Het model dat de bewindsman wenst, heeft grote gevolgen voor bestaande onderwijsinstellingen. Wim Kuiper, voorzitter van Verus, de koepel voor katholiek en christelijk onderwijs, leest de bewindsman de les.
Kunt u begrip opbrengen voor de wens van de staatssecretaris om het scholenbestand in rapport te brengen met de tijd waarin we leven?

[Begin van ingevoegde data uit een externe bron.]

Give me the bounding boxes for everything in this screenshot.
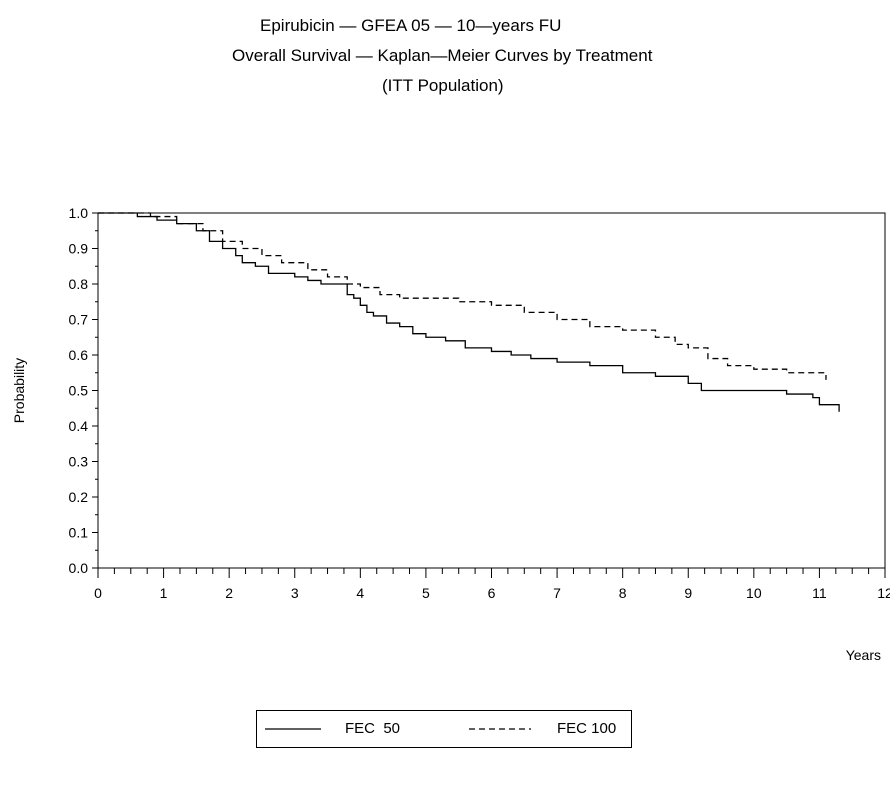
legend: FEC 50 FEC 100 (256, 710, 632, 748)
y-tick-label: 0.1 (69, 525, 89, 541)
x-tick-label: 4 (356, 585, 364, 601)
chart-subtitle: Overall Survival — Kaplan—Meier Curves b… (232, 46, 653, 65)
x-tick-label: 7 (553, 585, 561, 601)
x-tick-label: 11 (812, 585, 827, 601)
y-tick-label: 0.6 (69, 347, 89, 363)
y-tick-label: 0.8 (69, 276, 89, 292)
x-tick-label: 9 (684, 585, 692, 601)
x-tick-label: 8 (619, 585, 627, 601)
y-tick-label: 0.2 (69, 489, 89, 505)
x-tick-label: 0 (94, 585, 102, 601)
y-tick-label: 1.0 (69, 205, 89, 221)
y-tick-label: 0.7 (69, 312, 89, 328)
y-axis-label: Probability (11, 358, 27, 423)
x-tick-label: 12 (877, 585, 890, 601)
x-tick-label: 5 (422, 585, 430, 601)
y-tick-label: 0.4 (69, 418, 89, 434)
x-tick-label: 1 (160, 585, 168, 601)
legend-swatches (265, 728, 531, 730)
legend-label-fec-100: FEC 100 (557, 720, 617, 737)
x-axis-label: Years (846, 647, 881, 663)
x-tick-label: 3 (291, 585, 299, 601)
chart-title: Epirubicin — GFEA 05 — 10—years FU (260, 16, 562, 35)
y-tick-label: 0.5 (69, 383, 89, 399)
x-tick-label: 2 (225, 585, 233, 601)
y-tick-label: 0.3 (69, 454, 89, 470)
series-line-fec-100 (98, 212, 827, 380)
y-tick-label: 0.0 (69, 560, 89, 576)
x-tick-label: 6 (488, 585, 496, 601)
series-line-fec-50 (98, 212, 840, 412)
x-tick-label: 10 (746, 585, 762, 601)
legend-label-fec-50: FEC 50 (345, 720, 401, 737)
y-tick-label: 0.9 (69, 241, 89, 257)
chart-subtitle-2: (ITT Population) (382, 76, 504, 95)
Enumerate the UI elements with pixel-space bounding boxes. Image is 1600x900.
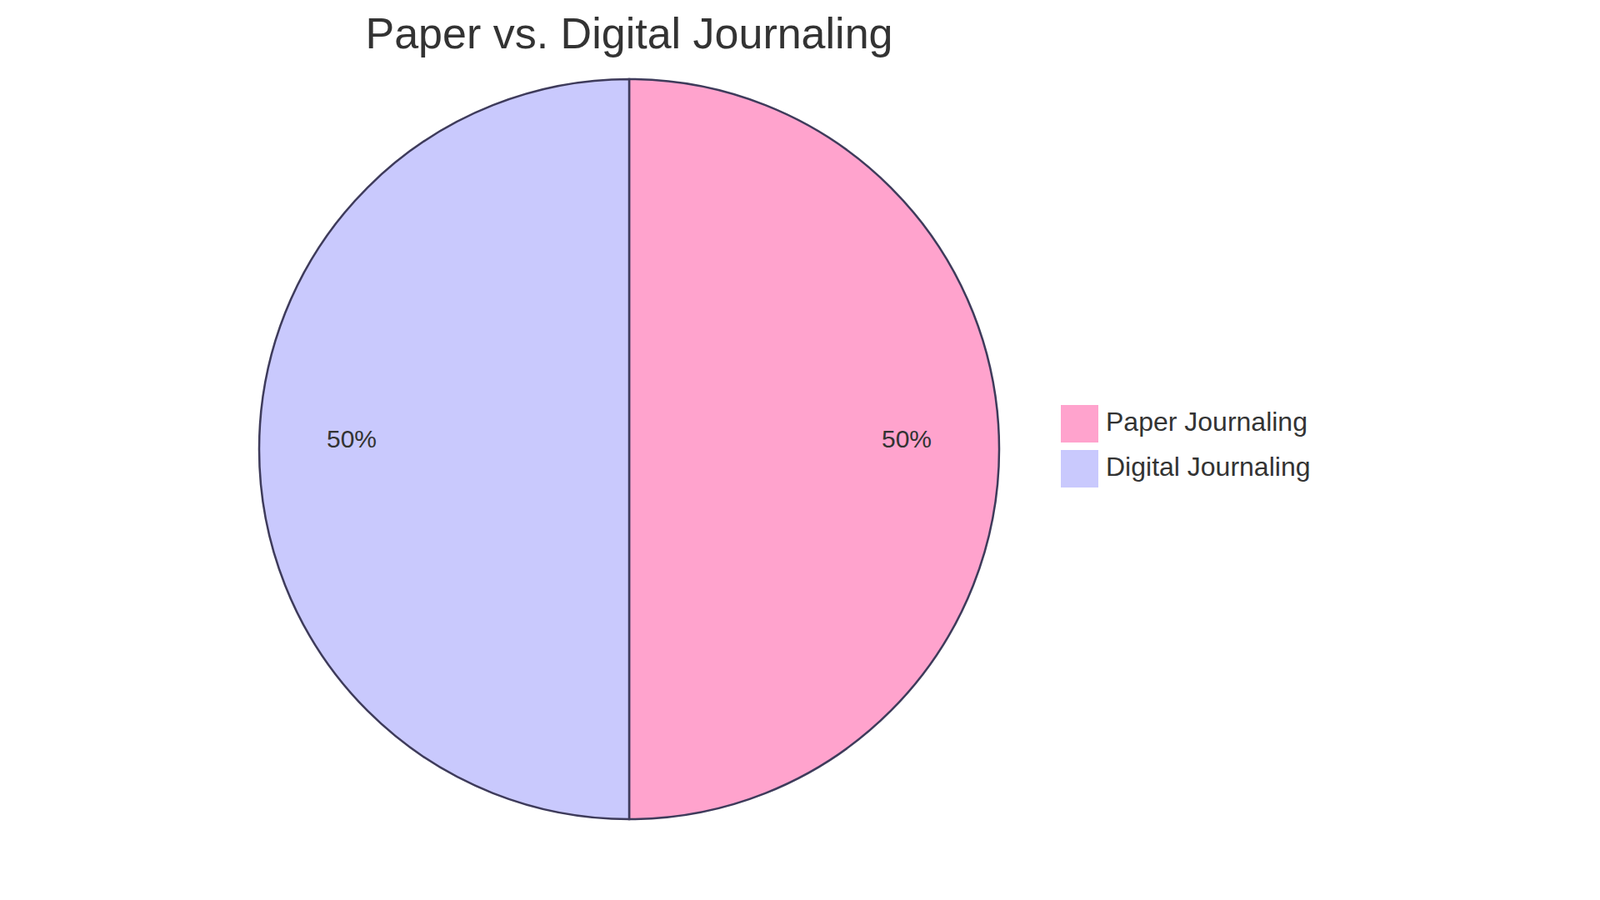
legend-label: Digital Journaling xyxy=(1105,451,1310,482)
legend-swatch xyxy=(1060,405,1099,443)
data-label: 50% xyxy=(881,425,932,453)
legend-swatch xyxy=(1060,450,1099,488)
legend: Paper Journaling Digital Journaling xyxy=(1060,405,1310,488)
slice xyxy=(259,79,630,820)
data-label: 50% xyxy=(326,425,377,453)
legend-label: Paper Journaling xyxy=(1105,406,1308,437)
slices xyxy=(259,79,1000,820)
slice xyxy=(629,79,1000,820)
chart: Paper vs. Digital Journaling 50% 50% Paper … xyxy=(0,0,1600,900)
title: Paper vs. Digital Journaling xyxy=(365,9,894,58)
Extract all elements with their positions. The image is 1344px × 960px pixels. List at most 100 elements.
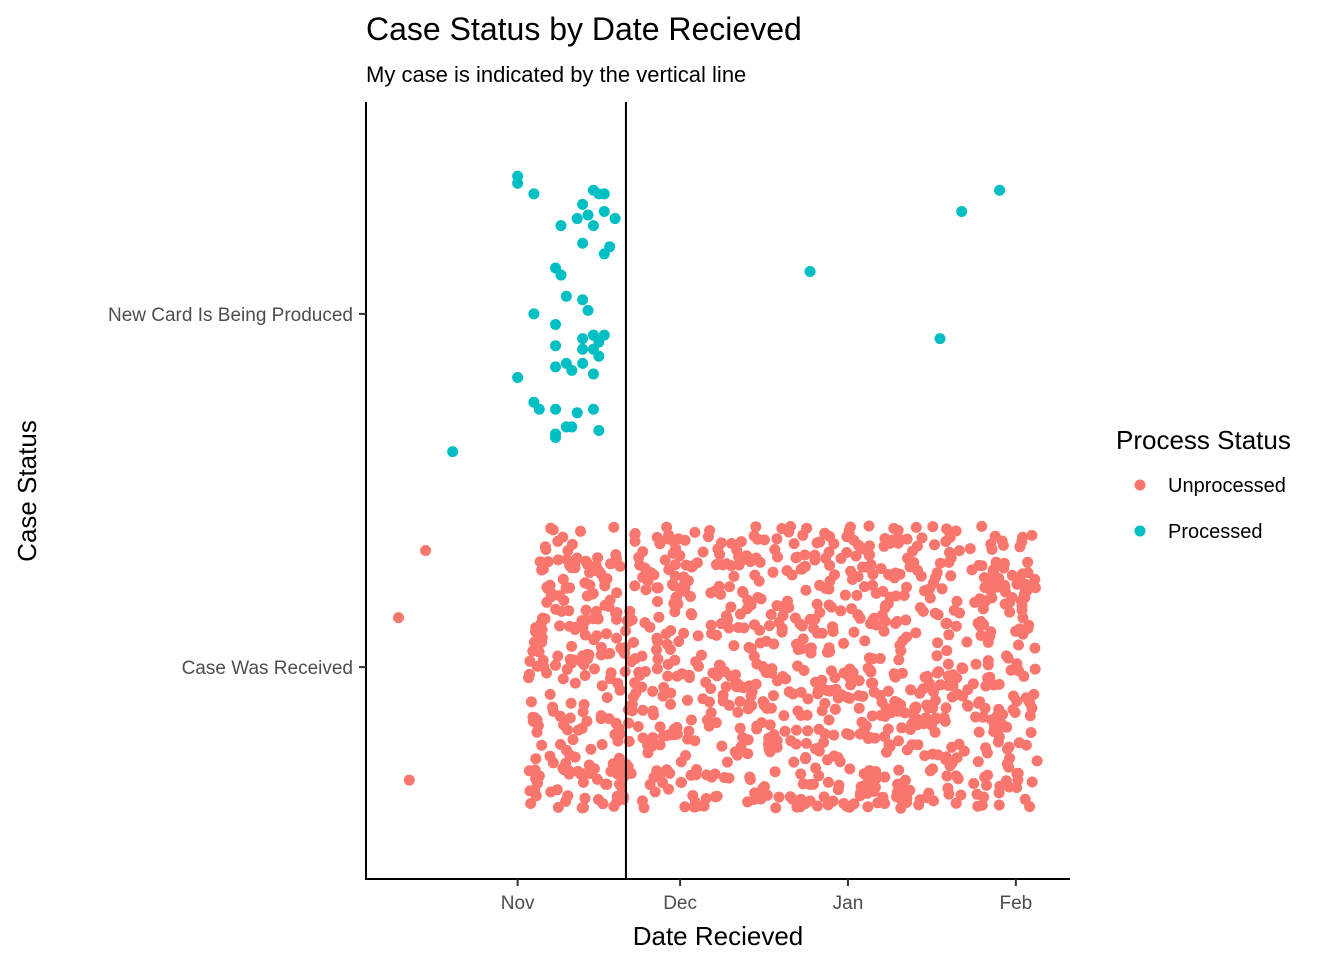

„Ik kan de frustratie begrijpen van mensen die het vervelend vinden dat er nauwelijks nieuwe scholen opgericht kunnen worden. Maar dat heeft wel een achtergrond. Er is een bepaalde schoolgrootte nodig om de noodzakelijke kwaliteit te bieden. Verder hebben we in veel gebieden in het land te maken met krimp en stabilisatie. Bijna de enige plek waar nog nieuwe scholen worden opgericht, zijn nieuwbouwwijken.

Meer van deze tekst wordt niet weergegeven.